McHugh was ordered to reconstruction duties in the South again during 1871-1873. The Seventh Cavalry was then sent to Fort Abraham Lincoln near Bismarck in the Dakota Territory. McHugh participated in the Stanley Expedition (1873) to protect surveyors for the Northern Pacific Railroad and, the following year, was part of the Black Hills Expedition (1874). The biggest engagement that McHugh fought was the Battle of the Little Bighorn River (1876). He was a member of the Dakota Column, which primarily consisted of all twelve companies of the Seventh Cavalry. The Dakota Column along with two other columns, was attempting to surround the Sioux warriors, defeat them and send the survivors to live at agencies. At the midday halt on June 25, just hours before the hostilities commenced, McHugh was one of six privates selected from each company to reinforce Company B which was escorting the 175-mule pack train transporting the regiment's rations, forage and spare ammunition. This act saved his life because McHugh's Company L was massacred later that day along with four other companies in a battalion under the direct command of Col. Custer. The surviving cavalrymen of the Seventh held off an overwhelming force of Sioux and Cheyenne during the hill top fight (Reno Hill). McHugh's last fighting with hostile indians while a member of the Seventh Cavalry was in the Nez Perce War. He participated in the Battle at Canyon Creek (1877).
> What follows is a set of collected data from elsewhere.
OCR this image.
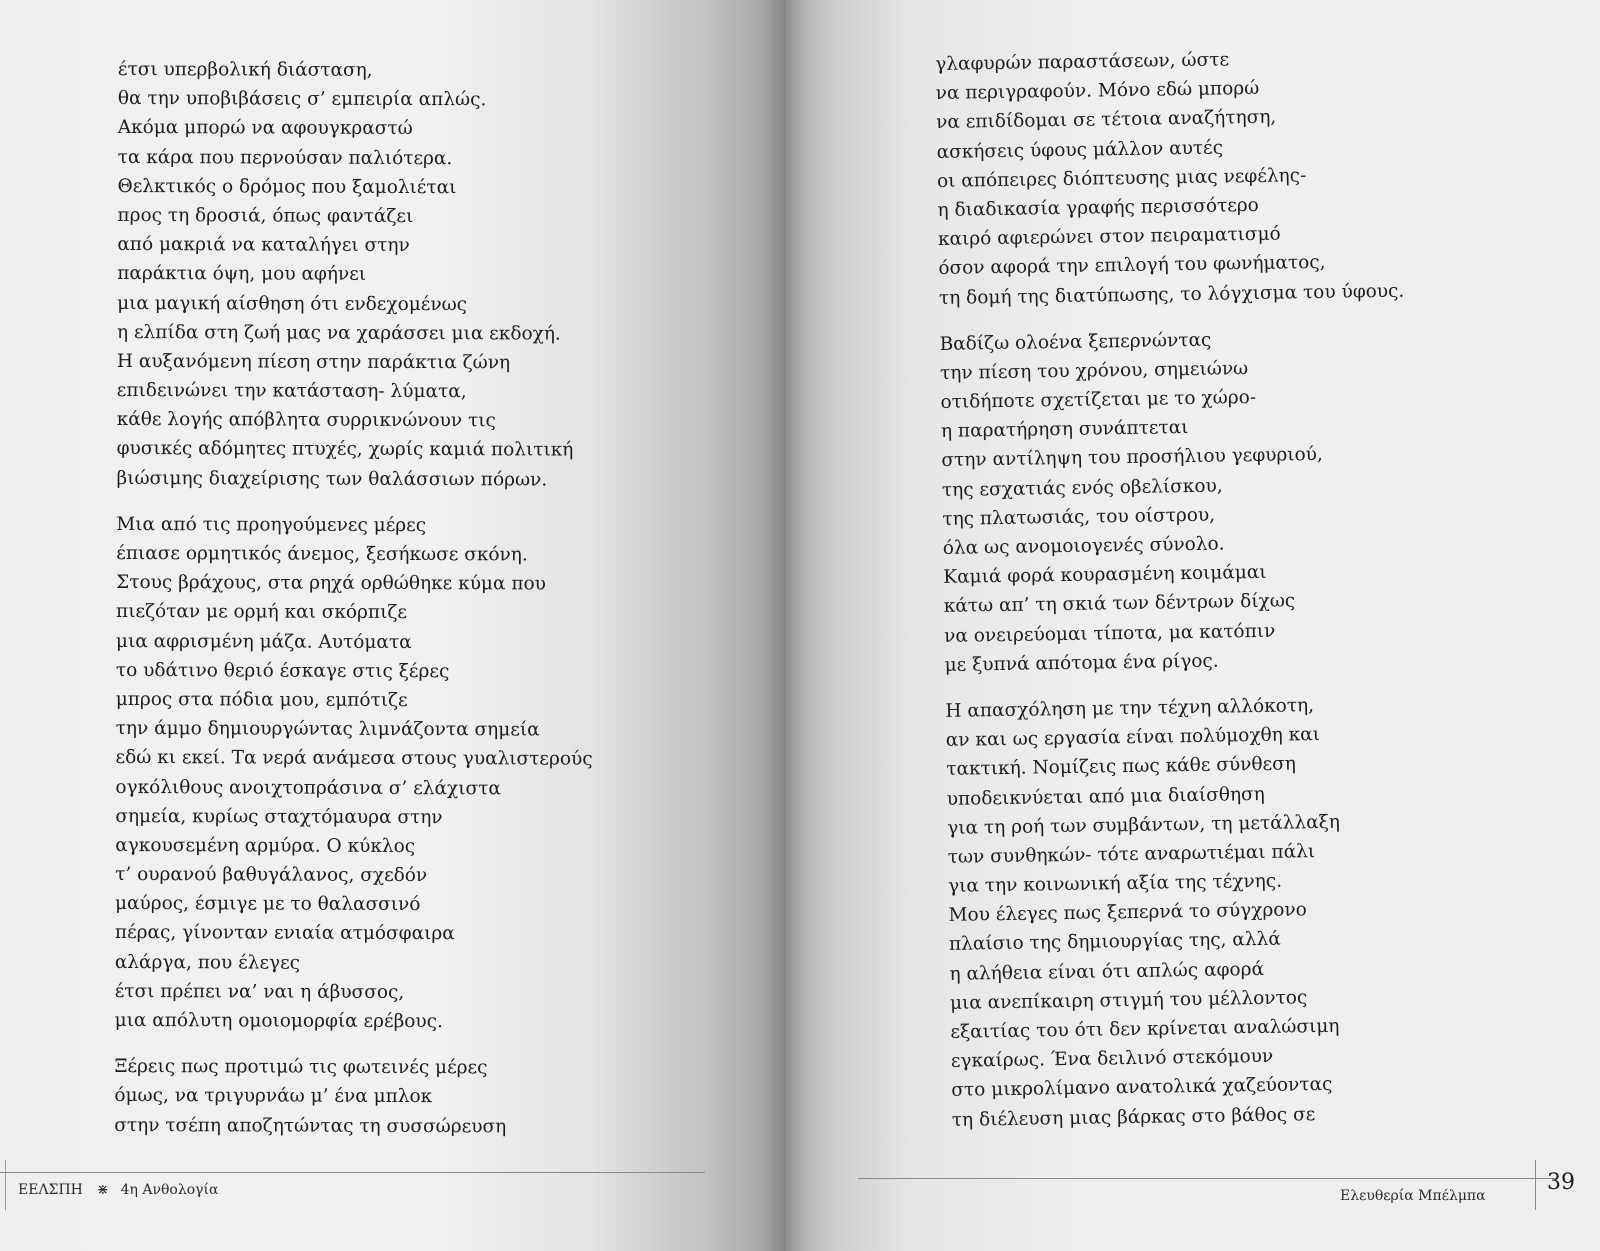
έτσι υπερβολική διάσταση,
θα την υποβιβάσεις σ’ εμπειρία απλώς.
Ακόμα μπορώ να αφουγκραστώ
τα κάρα που περνούσαν παλιότερα.
Θελκτικός ο δρόμος που ξαμολιέται
προς τη δροσιά, όπως φαντάζει
από μακριά να καταλήγει στην
παράκτια όψη, μου αφήνει
μια μαγική αίσθηση ότι ενδεχομένως
η ελπίδα στη ζωή μας να χαράσσει μια εκδοχή.
Η αυξανόμενη πίεση στην παράκτια ζώνη
επιδεινώνει την κατάσταση- λύματα,
κάθε λογής απόβλητα συρρικνώνουν τις
φυσικές αδόμητες πτυχές, χωρίς καμιά πολιτική
βιώσιμης διαχείρισης των θαλάσσιων πόρων.
Μια από τις προηγούμενες μέρες
έπιασε ορμητικός άνεμος, ξεσήκωσε σκόνη.
Στους βράχους, στα ρηχά ορθώθηκε κύμα που
πιεζόταν με ορμή και σκόρπιζε
μια αφρισμένη μάζα. Αυτόματα
το υδάτινο θεριό έσκαγε στις ξέρες
μπρος στα πόδια μου, εμπότιζε
την άμμο δημιουργώντας λιμνάζοντα σημεία
εδώ κι εκεί. Τα νερά ανάμεσα στους γυαλιστερούς
ογκόλιθους ανοιχτοπράσινα σ’ ελάχιστα
σημεία, κυρίως σταχτόμαυρα στην
αγκουσεμένη αρμύρα. Ο κύκλος
τ’ ουρανού βαθυγάλανος, σχεδόν
μαύρος, έσμιγε με το θαλασσινό
πέρας, γίνονταν ενιαία ατμόσφαιρα
αλάργα, που έλεγες
έτσι πρέπει να’ ναι η άβυσσος,
μια απόλυτη ομοιομορφία ερέβους.
Ξέρεις πως προτιμώ τις φωτεινές μέρες
όμως, να τριγυρνάω μ’ ένα μπλοκ
στην τσέπη αποζητώντας τη συσσώρευση
γλαφυρών παραστάσεων, ώστε
να περιγραφούν. Μόνο εδώ μπορώ
να επιδίδομαι σε τέτοια αναζήτηση,
ασκήσεις ύφους μάλλον αυτές
οι απόπειρες διόπτευσης μιας νεφέλης-
η διαδικασία γραφής περισσότερο
καιρό αφιερώνει στον πειραματισμό
όσον αφορά την επιλογή του φωνήματος,
τη δομή της διατύπωσης, το λόγχισμα του ύφους.
Βαδίζω ολοένα ξεπερνώντας
την πίεση του χρόνου, σημειώνω
οτιδήποτε σχετίζεται με το χώρο-
η παρατήρηση συνάπτεται
στην αντίληψη του προσήλιου γεφυριού,
της εσχατιάς ενός οβελίσκου,
της πλατωσιάς, του οίστρου,
όλα ως ανομοιογενές σύνολο.
Καμιά φορά κουρασμένη κοιμάμαι
κάτω απ’ τη σκιά των δέντρων δίχως
να ονειρεύομαι τίποτα, μα κατόπιν
με ξυπνά απότομα ένα ρίγος.
Η απασχόληση με την τέχνη αλλόκοτη,
αν και ως εργασία είναι πολύμοχθη και
τακτική. Νομίζεις πως κάθε σύνθεση
υποδεικνύεται από μια διαίσθηση
για τη ροή των συμβάντων, τη μετάλλαξη
των συνθηκών- τότε αναρωτιέμαι πάλι
για την κοινωνική αξία της τέχνης.
Μου έλεγες πως ξεπερνά το σύγχρονο
πλαίσιο της δημιουργίας της, αλλά
η αλήθεια είναι ότι απλώς αφορά
μια ανεπίκαιρη στιγμή του μέλλοντος
εξαιτίας του ότι δεν κρίνεται αναλώσιμη
εγκαίρως. Ένα δειλινό στεκόμουν
στο μικρολίμανο ανατολικά χαζεύοντας
τη διέλευση μιας βάρκας στο βάθος σε
ΕΕΛΣΠΗ ⋇ 4η Ανθολογία	Ελευθερία Μπέλμπα
39
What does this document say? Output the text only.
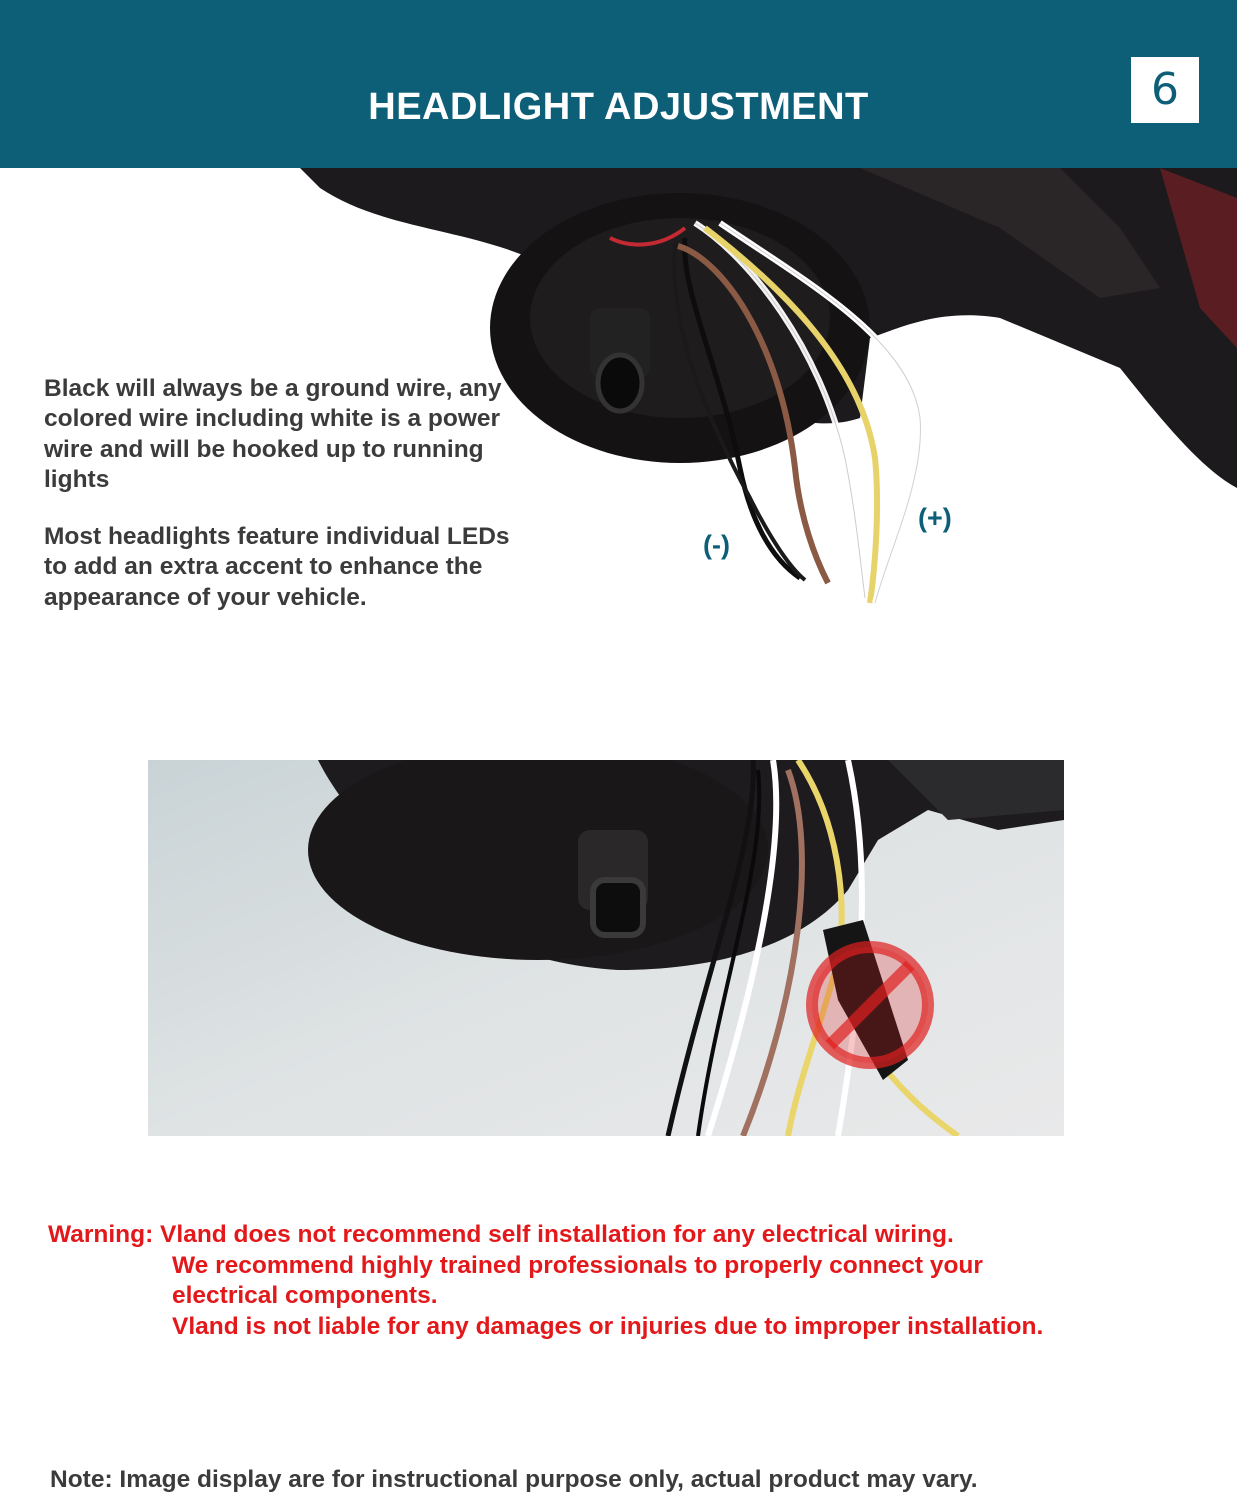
HEADLIGHT ADJUSTMENT	6

Black will always be a ground wire, any colored wire including white is a power wire and will be hooked up to running lights

Most headlights feature individual LEDs to add an extra accent to enhance the appearance of your vehicle.

(-)
(+)
Warning: Vland does not recommend self installation for any electrical wiring.
We recommend highly trained professionals to properly connect your
electrical components.
Vland is not liable for any damages or injuries due to improper installation.
Note: Image display are for instructional purpose only, actual product may vary.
McHugh's final two enlistments were in the Eighth Cavalry posted in Texas and, later, assigned to the Dakota Territory once again. He retired as a sergeant in 1889 at Fort Meade in present-day South Dakota then resided in Allentown, Pennsylvania with his widowed sister Kate until he died in 1910. Sergeant McHugh had a career as an Indian fighter that spanned more than 30 years. Over that period, he fought the Comanche (Texas, Indian Territories), Cheyenne (Kansas), Sioux (Montana Territory) and Nez Perce (Wyoming Territory). He was wounded twice. He also fought in the Civil War (Virginia) and performed reconstruction duties against the Ku Klux Klan (South Carolina). During the Civil War, he was captured and interned in the notorious Libby Prison but ultimately paroled and freed during a prisoner exchange.